All the same, Christopher Reeve’s path as a movie idol would end up paling in comparison to the labors of family and medical adversity endured with his wife Dana, former partner Gae Exton, and the three children they shared— Matthew Reeve, Alexandra Reeve Givens, and Will Reeve—after the near-fatal 1995 equestrian accident left him paralyzed from the neck down and dependent on mechanical breathing for the rest of his life. Super/Man: The Christopher Reeve Story collected a multitude of private home video footage from throughout their lives before and after the accident. The imagery portrays a man whose notable wit, warmth, charisma as an artist came out away from the public eye at home as well.
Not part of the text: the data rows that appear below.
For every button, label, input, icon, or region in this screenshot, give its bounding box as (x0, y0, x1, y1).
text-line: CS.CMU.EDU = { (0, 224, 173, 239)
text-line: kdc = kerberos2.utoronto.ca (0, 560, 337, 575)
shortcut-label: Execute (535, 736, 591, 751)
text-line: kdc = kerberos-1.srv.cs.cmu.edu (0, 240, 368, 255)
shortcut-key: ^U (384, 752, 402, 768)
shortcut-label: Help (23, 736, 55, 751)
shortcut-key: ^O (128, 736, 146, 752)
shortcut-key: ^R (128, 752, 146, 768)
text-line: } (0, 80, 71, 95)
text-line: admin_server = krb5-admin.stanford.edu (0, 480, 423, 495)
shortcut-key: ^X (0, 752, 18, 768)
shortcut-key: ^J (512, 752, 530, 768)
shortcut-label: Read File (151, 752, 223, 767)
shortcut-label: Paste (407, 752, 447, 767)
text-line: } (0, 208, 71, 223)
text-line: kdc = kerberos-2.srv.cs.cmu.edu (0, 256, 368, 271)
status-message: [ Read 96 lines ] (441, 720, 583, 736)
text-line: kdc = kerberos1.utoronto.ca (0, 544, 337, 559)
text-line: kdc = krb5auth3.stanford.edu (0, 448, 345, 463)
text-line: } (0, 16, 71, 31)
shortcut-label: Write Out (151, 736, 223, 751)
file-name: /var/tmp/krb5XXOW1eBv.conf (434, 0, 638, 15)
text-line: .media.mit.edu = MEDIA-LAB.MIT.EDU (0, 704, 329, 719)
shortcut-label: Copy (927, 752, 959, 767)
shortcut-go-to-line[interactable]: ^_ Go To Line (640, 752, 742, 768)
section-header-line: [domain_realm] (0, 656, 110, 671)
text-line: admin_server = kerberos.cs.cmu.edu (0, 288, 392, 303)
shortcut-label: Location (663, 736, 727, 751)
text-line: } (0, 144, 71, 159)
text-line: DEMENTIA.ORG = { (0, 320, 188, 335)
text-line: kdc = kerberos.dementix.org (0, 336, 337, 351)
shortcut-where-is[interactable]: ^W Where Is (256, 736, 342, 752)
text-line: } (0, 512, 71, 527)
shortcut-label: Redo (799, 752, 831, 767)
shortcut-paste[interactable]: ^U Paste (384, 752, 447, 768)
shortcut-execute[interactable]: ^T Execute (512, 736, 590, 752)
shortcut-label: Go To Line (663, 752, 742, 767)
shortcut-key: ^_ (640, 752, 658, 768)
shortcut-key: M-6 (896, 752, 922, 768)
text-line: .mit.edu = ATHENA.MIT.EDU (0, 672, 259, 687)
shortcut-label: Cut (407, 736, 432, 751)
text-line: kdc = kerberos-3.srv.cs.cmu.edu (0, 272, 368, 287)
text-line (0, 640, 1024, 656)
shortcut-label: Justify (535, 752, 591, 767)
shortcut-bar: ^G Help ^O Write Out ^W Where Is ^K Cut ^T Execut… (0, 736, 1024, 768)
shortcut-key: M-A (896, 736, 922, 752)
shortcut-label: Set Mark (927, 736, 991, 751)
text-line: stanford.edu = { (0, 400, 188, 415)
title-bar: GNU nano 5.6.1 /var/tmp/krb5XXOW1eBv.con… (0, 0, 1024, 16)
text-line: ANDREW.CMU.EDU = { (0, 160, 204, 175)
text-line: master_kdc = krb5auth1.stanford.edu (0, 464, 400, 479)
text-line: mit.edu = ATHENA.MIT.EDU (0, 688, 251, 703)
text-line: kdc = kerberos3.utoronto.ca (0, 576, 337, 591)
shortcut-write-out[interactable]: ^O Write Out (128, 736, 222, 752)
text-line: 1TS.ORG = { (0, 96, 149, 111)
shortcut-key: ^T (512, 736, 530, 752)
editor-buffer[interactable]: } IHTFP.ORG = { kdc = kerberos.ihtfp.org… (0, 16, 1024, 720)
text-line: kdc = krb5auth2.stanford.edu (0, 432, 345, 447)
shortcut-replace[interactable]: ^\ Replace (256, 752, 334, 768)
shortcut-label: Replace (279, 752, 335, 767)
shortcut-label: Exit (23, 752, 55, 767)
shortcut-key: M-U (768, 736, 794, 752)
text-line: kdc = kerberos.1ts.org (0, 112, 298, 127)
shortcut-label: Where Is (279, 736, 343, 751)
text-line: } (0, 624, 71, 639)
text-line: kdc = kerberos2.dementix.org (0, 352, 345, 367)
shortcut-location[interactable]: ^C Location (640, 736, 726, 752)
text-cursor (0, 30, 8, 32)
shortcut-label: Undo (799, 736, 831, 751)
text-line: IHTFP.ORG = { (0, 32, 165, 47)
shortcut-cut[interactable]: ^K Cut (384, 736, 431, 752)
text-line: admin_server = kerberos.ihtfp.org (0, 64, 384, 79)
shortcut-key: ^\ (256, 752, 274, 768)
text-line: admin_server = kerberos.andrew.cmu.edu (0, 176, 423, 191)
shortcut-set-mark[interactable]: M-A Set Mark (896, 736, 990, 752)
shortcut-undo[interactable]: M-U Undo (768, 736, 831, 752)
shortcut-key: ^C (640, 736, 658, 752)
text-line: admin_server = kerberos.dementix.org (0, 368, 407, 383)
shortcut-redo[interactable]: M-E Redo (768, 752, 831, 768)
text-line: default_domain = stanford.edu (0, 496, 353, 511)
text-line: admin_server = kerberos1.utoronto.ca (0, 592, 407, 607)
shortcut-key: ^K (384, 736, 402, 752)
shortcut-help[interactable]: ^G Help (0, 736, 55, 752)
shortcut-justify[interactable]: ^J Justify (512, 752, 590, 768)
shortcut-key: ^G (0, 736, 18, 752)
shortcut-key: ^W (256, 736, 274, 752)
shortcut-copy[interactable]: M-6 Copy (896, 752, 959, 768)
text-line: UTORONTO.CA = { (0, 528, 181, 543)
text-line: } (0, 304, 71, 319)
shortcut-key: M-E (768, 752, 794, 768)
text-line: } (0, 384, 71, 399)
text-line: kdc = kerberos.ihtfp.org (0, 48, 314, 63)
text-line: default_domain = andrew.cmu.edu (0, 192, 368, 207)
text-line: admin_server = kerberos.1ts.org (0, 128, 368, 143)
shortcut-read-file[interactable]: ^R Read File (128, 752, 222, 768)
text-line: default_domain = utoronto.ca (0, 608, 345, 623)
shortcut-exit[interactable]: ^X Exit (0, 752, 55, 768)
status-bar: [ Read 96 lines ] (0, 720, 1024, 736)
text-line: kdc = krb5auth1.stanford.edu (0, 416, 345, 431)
Shifting to utilize Matthew, Alexandra, and Will as the chief storytellers, Super/Man: The Christopher Reeve Story extends to appreciate Dana Reeve as much as Christopher. To hear them– backed by those charming videos in grainy, uncorrected 480p camcorder resolution – look back on and enjoy the core memories is a delight balanced by their healed sorrow. The way the three describe Dana’s steadfast resilience to step up as a loving spouse, charitable figurehead, and devoted parent demonstrates a strength greater than any of her husband’s on-screen superpowers. Her untimely death from lung cancer occuring within 18 months of Christopher’s passing galvanizes the pillar of family triumphing over fame and fate.
One could easily dwell on or rekindle remembered gloom and sympathy from the history seen in the documentary. There’s no way around the sadness of the Reeve story, including the extra tissue-crushing inclusion that comes with the inspirational involvement and eventual loss of Robin Williams years later. Parallel testimonies from the spinal injury research and foundation portion of Reeve family’s lives from the likes of fellow paraplegic Brooke Ellison and foundation chairman Michael Manganiello turn the pages of the saga from grief to highlight the hope they brought so many that came out of tragedy.
Beyond any John Williams musical backing, action figures, magazine covers, and wall posters, Super/Man: The Christopher Reeve Story reinforces that the coda of Christopher Reeve and Dana Reeve’s stories deserves to be their tireless charitable efforts. The millions of dollars raised for research and pieces of government legislation written in their names create a legacy that will last as long as any blockbuster one. This impactful work is proudly carried on by Matthew, Alexandra, and Will to this day. They wear the figurative capes now. For them to bring this poignant and heart-rending story to us is one more measure of their own new heroism for a future made better by their past.